Chandra Marshall, Lockheed Martin’s LRDR program director, told reporters Tuesday the radar system met all technical requirements for tracking threats in its field of view.
“We were able to use the radar system that we built to successfully search, acquire and track numerous satellites across the field of view for the radar facility that we have here in Moorestown,” Marshall said.
The testing used the company’s Solid State Radar Integration site (SSRIS) in Moorestown, N.J. SSRIS is a small scale version of the eventual LRDR and is being used for further solid state radar work.
The LRDR is an S-Band radar that uses gallium nitride (GaN) components. It is being developed to help distinguish between ballistic missile threats and other objects or decoys at longer range distances. It will be 30 feet tall and the size of four semi-truck trailers.

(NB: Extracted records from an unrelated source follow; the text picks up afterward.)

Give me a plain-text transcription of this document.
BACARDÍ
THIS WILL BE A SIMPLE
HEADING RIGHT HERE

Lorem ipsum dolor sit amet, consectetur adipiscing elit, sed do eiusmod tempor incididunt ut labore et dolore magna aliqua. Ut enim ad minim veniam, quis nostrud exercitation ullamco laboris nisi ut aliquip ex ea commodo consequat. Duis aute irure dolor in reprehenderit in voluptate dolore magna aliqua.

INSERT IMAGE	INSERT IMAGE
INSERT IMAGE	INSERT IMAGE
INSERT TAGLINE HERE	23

Lockheed Martin and the MDA finished the LRDR’s critical design review last November, which validated the system was ready for the fabrication, demonstration, and test phase (Defense Daily, Nov. 16, 2017).
Marshall noted production remains on schedule with construction of the radar beginning last month in Alaska. The company is deploying another team next spring to finalize the LRDR installations.
“Since the contract was awarded in 2015, the LRDR team has been moving fast and keeping a steady pace achieving every milestone successfully on the path to delivery in 2020,” Marshall said in a statement.
MDA first awarded the company a nine-year $784 million contract to develop and build the LRDR in 2015 (Defense Daily, Oct. 21, 2015).
Marshall told reporters LRDR is already capable of tracking and acquiring three additional threats above what was included in the original contract the award, and plans to build on the radar’s modularity to account for new challenges, including hypersonics.
“We’re looking at extending the LRDR to support the hypersonic missile threat and various other threats like that. We are in discussions with the customer right now on supporting future increments for LRDR, so basically to add to the capability after we field in 2020,” Marshall said.
In July, Japan selected the LRDR for use in its two future Aegis Ashore facilities, rather than use Raytheon’s SPY-6 Air and Missile Defense Radar (AMDR), which will be fitted on to new Arleigh Burke-class Flight III destroyers (Defense Daily, July 30).
Japan’s decision noted the LRDR ranked higher in backward support including reliability, maintainability of components, and the supply support system. It also was ranked as cheaper to produce compared to the AMDR. Each Japanese Aegis Ashore LRDR is expected to cost about $1.2 billion.
The Japanese Aegis Ashore sites are expected to be operational by 2023.